Unbelievably, to great whoops from us on the ground he makes it, and the next move, and the next. But all is not well, his muscles are shaking, and he's used too much energy lower down on the climb. He clips the penultimate bolt and climbs above it. He has one move left, is teetering on the top of the overhang; it's blood or glory. Blood it is, with a exasperate "No!" he's flying through the air as I race to get the rope tight- 20ft lower than he was only a second ago, Lee swings hard into the wall below the roof. His comment after a stream of expletives was "I feel sick".
And that is HARD climbing :¬)

Latest! Video to go with the text!
3 comments:
Going to the mall to shop is like totally my idea of hell! Air-conditioning, screaming children- hords of people- there; I don't need to add more reasons than that!
The role you describe at the bottom of the cliff is known in the trade as "belay bunny", a term usually applied to non-climbing girlfriends who hold our ropes as us big strong boys strut our stuff on the cliff. Though if you were holding my ropes, I'd be a bit concerned about the martini and book :¬)

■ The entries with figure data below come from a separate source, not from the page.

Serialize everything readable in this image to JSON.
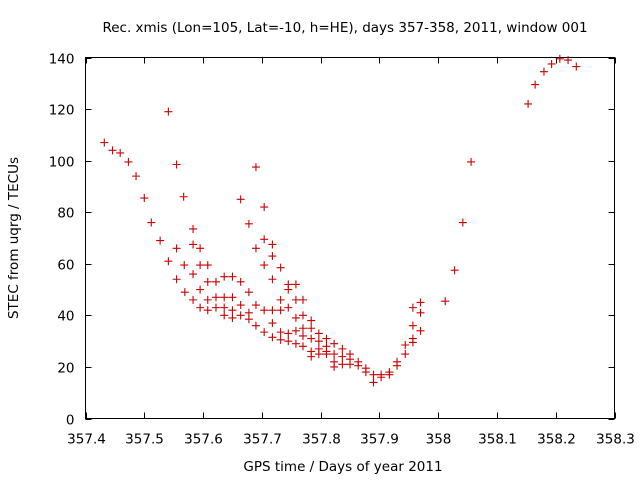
{
  "chart_data": {
    "type": "scatter",
    "title": "Rec. xmis (Lon=105, Lat=-10, h=HE), days 357-358, 2011, window 001",
    "xlabel": "GPS time / Days of year 2011",
    "ylabel": "STEC from uqrg / TECUs",
    "xlim": [
      357.4,
      358.3
    ],
    "ylim": [
      0,
      140
    ],
    "xticks": [
      357.4,
      357.5,
      357.6,
      357.7,
      357.8,
      357.9,
      358.0,
      358.1,
      358.2,
      358.3
    ],
    "xtick_labels": [
      "357.4",
      "357.5",
      "357.6",
      "357.7",
      "357.8",
      "357.9",
      "358",
      "358.1",
      "358.2",
      "358.3"
    ],
    "yticks": [
      0,
      20,
      40,
      60,
      80,
      100,
      120,
      140
    ],
    "ytick_labels": [
      "0",
      "20",
      "40",
      "60",
      "80",
      "100",
      "120",
      "140"
    ],
    "grid": false,
    "marker": "+",
    "color": "#cc0000",
    "series": [
      {
        "name": "STEC",
        "points": [
          [
            357.432,
            107
          ],
          [
            357.446,
            104
          ],
          [
            357.459,
            103
          ],
          [
            357.473,
            99.5
          ],
          [
            357.486,
            94
          ],
          [
            357.5,
            85.5
          ],
          [
            357.512,
            76
          ],
          [
            357.527,
            69
          ],
          [
            357.541,
            119
          ],
          [
            357.541,
            61
          ],
          [
            357.555,
            98.5
          ],
          [
            357.555,
            66
          ],
          [
            357.555,
            54
          ],
          [
            357.567,
            86
          ],
          [
            357.568,
            59.5
          ],
          [
            357.569,
            49
          ],
          [
            357.583,
            73.5
          ],
          [
            357.583,
            67.5
          ],
          [
            357.583,
            56
          ],
          [
            357.583,
            46
          ],
          [
            357.595,
            66
          ],
          [
            357.595,
            59.5
          ],
          [
            357.595,
            50
          ],
          [
            357.595,
            43
          ],
          [
            357.608,
            59.5
          ],
          [
            357.608,
            53
          ],
          [
            357.608,
            46
          ],
          [
            357.608,
            42
          ],
          [
            357.622,
            53
          ],
          [
            357.622,
            47
          ],
          [
            357.622,
            43
          ],
          [
            357.636,
            55
          ],
          [
            357.636,
            47
          ],
          [
            357.636,
            43
          ],
          [
            357.636,
            40
          ],
          [
            357.65,
            55
          ],
          [
            357.65,
            47
          ],
          [
            357.65,
            42
          ],
          [
            357.65,
            39
          ],
          [
            357.664,
            85
          ],
          [
            357.664,
            53
          ],
          [
            357.664,
            44
          ],
          [
            357.664,
            40
          ],
          [
            357.678,
            75.5
          ],
          [
            357.678,
            49
          ],
          [
            357.678,
            41
          ],
          [
            357.678,
            38.5
          ],
          [
            357.69,
            97.5
          ],
          [
            357.69,
            66
          ],
          [
            357.69,
            44
          ],
          [
            357.69,
            36
          ],
          [
            357.704,
            82
          ],
          [
            357.704,
            69.5
          ],
          [
            357.704,
            59.5
          ],
          [
            357.704,
            42
          ],
          [
            357.704,
            33.5
          ],
          [
            357.718,
            67.5
          ],
          [
            357.718,
            63
          ],
          [
            357.718,
            54
          ],
          [
            357.718,
            42
          ],
          [
            357.718,
            37
          ],
          [
            357.718,
            31.5
          ],
          [
            357.732,
            58.5
          ],
          [
            357.732,
            46
          ],
          [
            357.732,
            42
          ],
          [
            357.732,
            33.5
          ],
          [
            357.732,
            30.5
          ],
          [
            357.745,
            52
          ],
          [
            357.745,
            50
          ],
          [
            357.745,
            43
          ],
          [
            357.745,
            33
          ],
          [
            357.745,
            30
          ],
          [
            357.758,
            52
          ],
          [
            357.758,
            46
          ],
          [
            357.758,
            39
          ],
          [
            357.758,
            34
          ],
          [
            357.758,
            29
          ],
          [
            357.77,
            46
          ],
          [
            357.77,
            40
          ],
          [
            357.77,
            35
          ],
          [
            357.77,
            32
          ],
          [
            357.77,
            28
          ],
          [
            357.784,
            38
          ],
          [
            357.784,
            35
          ],
          [
            357.784,
            31
          ],
          [
            357.784,
            26
          ],
          [
            357.784,
            24
          ],
          [
            357.797,
            33
          ],
          [
            357.797,
            30
          ],
          [
            357.797,
            27
          ],
          [
            357.797,
            25
          ],
          [
            357.81,
            31
          ],
          [
            357.81,
            28
          ],
          [
            357.81,
            26
          ],
          [
            357.81,
            25
          ],
          [
            357.823,
            29
          ],
          [
            357.823,
            25
          ],
          [
            357.823,
            22
          ],
          [
            357.823,
            20
          ],
          [
            357.837,
            27
          ],
          [
            357.837,
            24
          ],
          [
            357.837,
            21
          ],
          [
            357.85,
            25
          ],
          [
            357.85,
            23
          ],
          [
            357.85,
            21
          ],
          [
            357.864,
            22
          ],
          [
            357.864,
            20.5
          ],
          [
            357.877,
            19.5
          ],
          [
            357.877,
            18
          ],
          [
            357.89,
            17
          ],
          [
            357.89,
            14
          ],
          [
            357.903,
            17
          ],
          [
            357.903,
            16
          ],
          [
            357.917,
            18
          ],
          [
            357.917,
            17
          ],
          [
            357.93,
            22
          ],
          [
            357.93,
            20.5
          ],
          [
            357.944,
            28.5
          ],
          [
            357.944,
            25
          ],
          [
            357.957,
            43
          ],
          [
            357.957,
            36
          ],
          [
            357.957,
            31
          ],
          [
            357.957,
            29.5
          ],
          [
            357.97,
            45
          ],
          [
            357.97,
            41
          ],
          [
            357.97,
            34
          ],
          [
            358.012,
            45.5
          ],
          [
            358.028,
            57.5
          ],
          [
            358.042,
            76
          ],
          [
            358.056,
            99.5
          ],
          [
            358.153,
            122
          ],
          [
            358.165,
            129.5
          ],
          [
            358.18,
            134.5
          ],
          [
            358.193,
            137.5
          ],
          [
            358.207,
            139.5
          ],
          [
            358.221,
            139
          ],
          [
            358.235,
            136.5
          ]
        ]
      }
    ]
  }
}
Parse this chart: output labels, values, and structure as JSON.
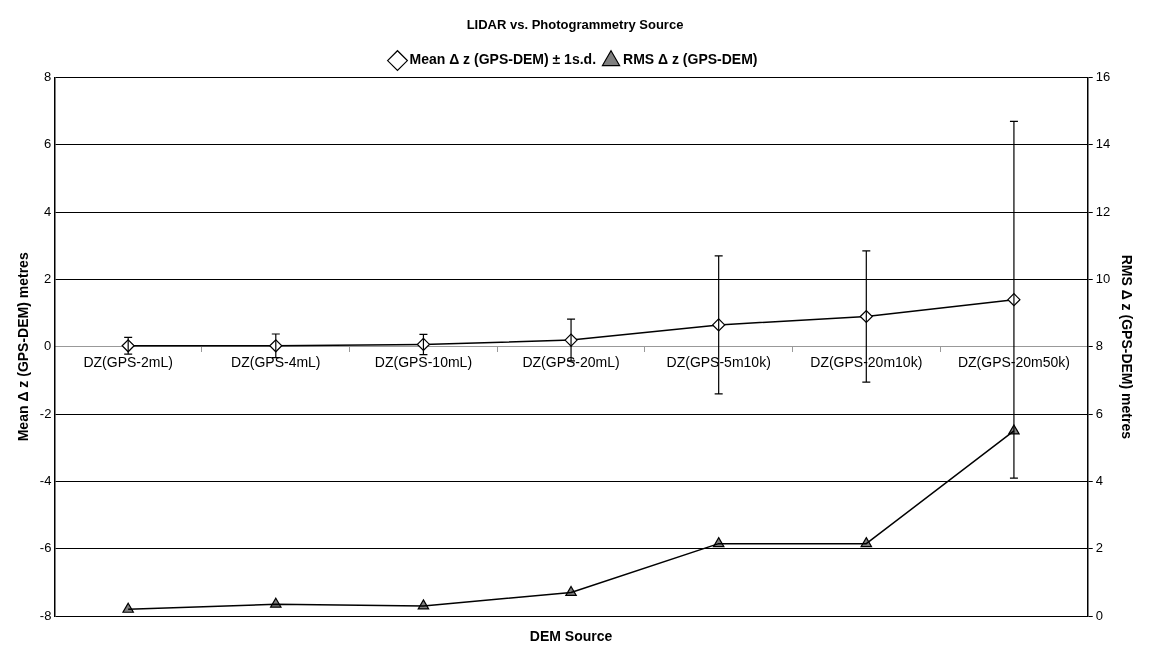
{
  "chart_data": {
    "type": "line",
    "title": "LIDAR vs. Photogrammetry Source",
    "xlabel": "DEM Source",
    "ylabel": "Mean Δ z (GPS-DEM) metres",
    "y2label": "RMS Δ z (GPS-DEM) metres",
    "categories": [
      "DZ(GPS-2mL)",
      "DZ(GPS-4mL)",
      "DZ(GPS-10mL)",
      "DZ(GPS-20mL)",
      "DZ(GPS-5m10k)",
      "DZ(GPS-20m10k)",
      "DZ(GPS-20m50k)"
    ],
    "series": [
      {
        "name": "Mean Δ z (GPS-DEM) ± 1s.d.",
        "color": "#000000",
        "marker": "diamond",
        "axis": "y",
        "values": [
          0.03,
          0.03,
          0.07,
          0.2,
          0.65,
          0.9,
          1.4
        ],
        "errors": [
          0.25,
          0.35,
          0.3,
          0.62,
          2.05,
          1.95,
          5.3
        ]
      },
      {
        "name": "RMS Δ z (GPS-DEM)",
        "color": "#000000",
        "marker": "triangle",
        "axis": "y2",
        "values": [
          0.2,
          0.35,
          0.3,
          0.7,
          2.15,
          2.15,
          5.5
        ]
      }
    ],
    "ylim": [
      -8,
      8
    ],
    "yticks": [
      -8,
      -6,
      -4,
      -2,
      0,
      2,
      4,
      6,
      8
    ],
    "y2lim": [
      0,
      16
    ],
    "y2ticks": [
      0,
      2,
      4,
      6,
      8,
      10,
      12,
      14,
      16
    ],
    "grid": "y",
    "legend": "top",
    "line_style": "solid"
  }
}
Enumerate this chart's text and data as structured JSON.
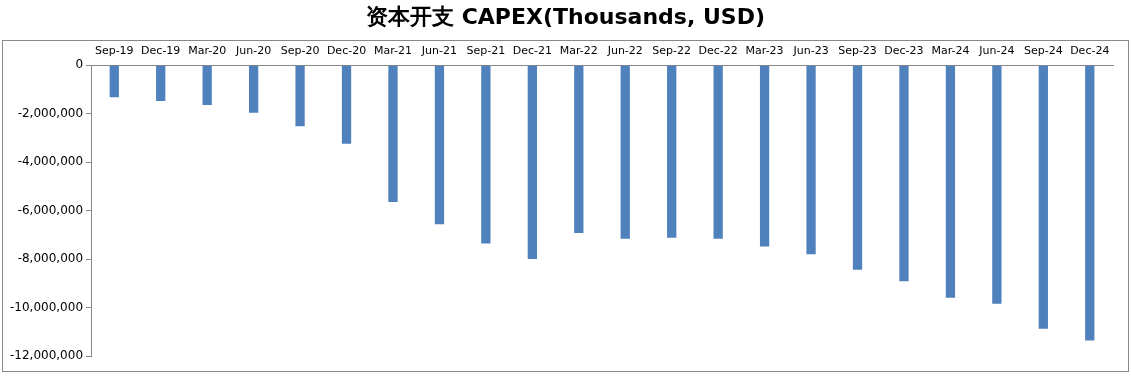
{
  "chart_data": {
    "type": "bar",
    "title": "资本开支 CAPEX(Thousands, USD)",
    "categories": [
      "Sep-19",
      "Dec-19",
      "Mar-20",
      "Jun-20",
      "Sep-20",
      "Dec-20",
      "Mar-21",
      "Jun-21",
      "Sep-21",
      "Dec-21",
      "Mar-22",
      "Jun-22",
      "Sep-22",
      "Dec-22",
      "Mar-23",
      "Jun-23",
      "Sep-23",
      "Dec-23",
      "Mar-24",
      "Jun-24",
      "Sep-24",
      "Dec-24"
    ],
    "values": [
      -1320000,
      -1480000,
      -1640000,
      -1960000,
      -2520000,
      -3240000,
      -5640000,
      -6560000,
      -7360000,
      -8000000,
      -6920000,
      -7160000,
      -7120000,
      -7160000,
      -7480000,
      -7800000,
      -8440000,
      -8920000,
      -9600000,
      -9840000,
      -10880000,
      -11360000
    ],
    "color": "#4f81bd",
    "ylim": [
      -12000000,
      0
    ],
    "yticks": [
      {
        "value": -12000000,
        "label": "-12,000,000"
      },
      {
        "value": -10000000,
        "label": "-10,000,000"
      },
      {
        "value": -8000000,
        "label": "-8,000,000"
      },
      {
        "value": -6000000,
        "label": "-6,000,000"
      },
      {
        "value": -4000000,
        "label": "-4,000,000"
      },
      {
        "value": -2000000,
        "label": "-2,000,000"
      },
      0
    ],
    "grid": false,
    "legend": false
  }
}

Actually my cousin from India has come climbing a couple of times and done exactly what you described, and had a thoroughly enjoyable day, just make sure your visit is in the summer....
Nice write up of the days events. "Ten" is solid 7c ie even harder. My skin is healing well and i'll be back to battle with the rock soon.
I have to say I'm extremely impressed by what you did, and entering the world of bloggers is one of the best ideas you had, I love those pictures and you seem to have a certain talent for writing...I'd be more than happy to try belay bunnying one of those days (in a Blair-ish kind of way!)